Pertengahan 2019 Target Regrouping 27 Sekolahan Gunungkidul Harus Sudah Selesai.

 

Wonosari, Suaragunungkidul.com-Dinas Pendidikan, Pemuda dan Olahraga (Disdikpora) Kabupaten Gunungkidul menargetkan penggabungan (regrouping) sekolah harus sudah selesai.

Hal ini diungkapkan Kepala Disdikpora Gunungkidul, Bahron Rasyid, S. PD, MM, Kamis (03/01/2018).

Alasan regrouping yang sudah dimulai dari tahun 2018 tersebut, menurutnya untuk efektivitas dan efisiensi secara keseluruhan khususnya bagi tenaga pengajar, sehingga kinerja guru dapat maksimal dan sama rata dalam mengajar siswa.

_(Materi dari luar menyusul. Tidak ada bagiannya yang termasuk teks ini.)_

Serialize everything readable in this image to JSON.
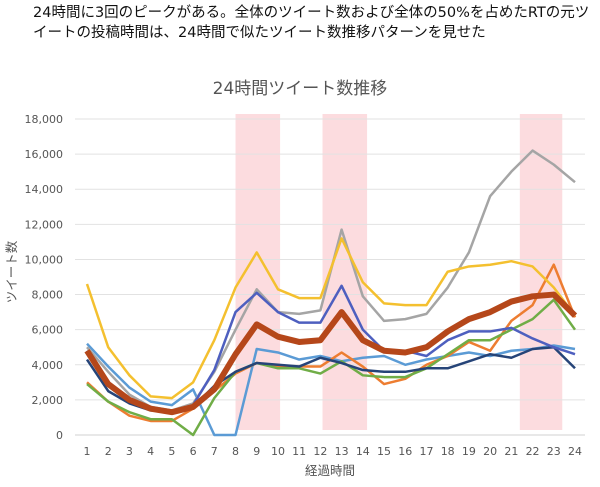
{
  "caption": "24時間に3回のピークがある。全体のツイート数および全体の50%を占めたRTの元ツイートの投稿時間は、24時間で似たツイート数推移パターンを見せた",
  "chart_data": {
    "type": "line",
    "title": "24時間ツイート数推移",
    "xlabel": "経過時間",
    "ylabel": "ツイート数",
    "x": [
      1,
      2,
      3,
      4,
      5,
      6,
      7,
      8,
      9,
      10,
      11,
      12,
      13,
      14,
      15,
      16,
      17,
      18,
      19,
      20,
      21,
      22,
      23,
      24
    ],
    "ylim": [
      0,
      18000
    ],
    "yticks": [
      "0",
      "2,000",
      "4,000",
      "6,000",
      "8,000",
      "10,000",
      "12,000",
      "14,000",
      "16,000",
      "18,000"
    ],
    "grid": true,
    "legend": "none",
    "highlight_ranges": [
      [
        8,
        10.1
      ],
      [
        12.1,
        14.2
      ],
      [
        21.4,
        23.4
      ]
    ],
    "highlight_color": "#fcdcdf",
    "series": [
      {
        "color": "#5b9bd5",
        "width": 2.5,
        "values": [
          5200,
          3900,
          2700,
          1900,
          1700,
          2600,
          0,
          0,
          4900,
          4700,
          4300,
          4500,
          4200,
          4400,
          4500,
          4000,
          4300,
          4500,
          4700,
          4500,
          4800,
          4900,
          5100,
          4900
        ]
      },
      {
        "color": "#ed7d31",
        "width": 2.5,
        "values": [
          3000,
          1900,
          1100,
          800,
          800,
          1500,
          2500,
          3500,
          4100,
          3900,
          3900,
          3900,
          4700,
          3900,
          2900,
          3200,
          4000,
          4500,
          5300,
          4800,
          6500,
          7400,
          9700,
          6700
        ]
      },
      {
        "color": "#70ad47",
        "width": 2.5,
        "values": [
          2900,
          1900,
          1300,
          900,
          900,
          0,
          2100,
          3600,
          4100,
          3800,
          3800,
          3500,
          4200,
          3400,
          3300,
          3300,
          3800,
          4600,
          5400,
          5400,
          6000,
          6600,
          7700,
          6000
        ]
      },
      {
        "color": "#264478",
        "width": 2.5,
        "values": [
          4300,
          2500,
          1800,
          1400,
          1300,
          1600,
          2800,
          3600,
          4100,
          4000,
          3900,
          4400,
          4100,
          3700,
          3600,
          3600,
          3800,
          3800,
          4200,
          4600,
          4400,
          4900,
          5000,
          3800
        ]
      },
      {
        "color": "#a5a5a5",
        "width": 2.5,
        "values": [
          5000,
          3600,
          2300,
          1600,
          1400,
          1800,
          3600,
          6000,
          8300,
          7000,
          6900,
          7100,
          11700,
          7900,
          6500,
          6600,
          6900,
          8400,
          10400,
          13600,
          15000,
          16200,
          15400,
          14400
        ]
      },
      {
        "color": "#4e5fbf",
        "width": 2.5,
        "values": [
          4800,
          3000,
          2000,
          1500,
          1300,
          1700,
          3700,
          7000,
          8100,
          7000,
          6400,
          6400,
          8500,
          6000,
          4800,
          4800,
          4500,
          5400,
          5900,
          5900,
          6100,
          5500,
          5000,
          4600
        ]
      },
      {
        "color": "#f4c02f",
        "width": 2.5,
        "values": [
          8600,
          5000,
          3400,
          2200,
          2100,
          3000,
          5400,
          8400,
          10400,
          8300,
          7800,
          7800,
          11200,
          8700,
          7500,
          7400,
          7400,
          9300,
          9600,
          9700,
          9900,
          9600,
          8400,
          6800
        ]
      },
      {
        "color": "#b5471a",
        "width": 6,
        "values": [
          4800,
          2900,
          2000,
          1500,
          1300,
          1600,
          2600,
          4600,
          6300,
          5600,
          5300,
          5400,
          7000,
          5400,
          4800,
          4700,
          5000,
          5900,
          6600,
          7000,
          7600,
          7900,
          8000,
          6800
        ]
      }
    ]
  }
}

“Selain itu, karena atas dasar Surat Edaran Mendagri Nomor 421.2/2501/Bangda/1998 tentang Pedoman Pelaksanaan Penggabungan (Regrouping) SD Negeri,” terang Bahron.

Adapun SD yang di regrouping hingga pertengahan 2019 nanti akan ada 27 sekolah dari total sekolah di Gunungkidul sebanyak 474. Diterangkan Bahron, sekolah-sekolah yang akan dilakukan regrouping adalah sekolah yang tidak memenuhi target siswa yaitu mencapai 120 siswa dalam satu sekolahan.

“ Diharapkan dengan regrouping tersebut kegiatan belajar mengajar lebih efektif dan efisien,” kata Bahron.

Ditambahkan Bahron, SDN 3 Paliyan yang sebelumnya orang tua siswa sempat menolak hingga mengadu ke DPRD Kabupaten Gunungkidul, sekarang sudah ada solusinya.

Sementara itu, Ari Siswanto, anggota DPRD Kabupaten Gunungkidul dari Fraksi PKS beberapa hari yang lalu mengakui, untuk SDN 3 Paliyan sendiri diambil solusi dengan tetap mempertahankan kegiatan belajar mengajar di SDN 3 Paliyan hingga siswa, hingga kelas 1 habis dan tidak menerima siswa baru. Sementara kegiatan administrasi sudah dilakukan di SDN Giring

Sementara itu untuk aset dari sekolah diregrouping untuk aset bergerak akan dimungkinkan dibawa ke SD yang menjadi tujuan regrouping. Sementara untuk aset tidak bergerak seperti gedung, akan diserahkan ke Pemkab Gunungkidul.

“Saat ini sudah ada jalan tengah, namun saya berharap ke depan tidak terjadi masalah lagi saat proses regrouping, diusahakan ada komunikasi yang baik saat akan proses regrouping itu,” pungkasnya.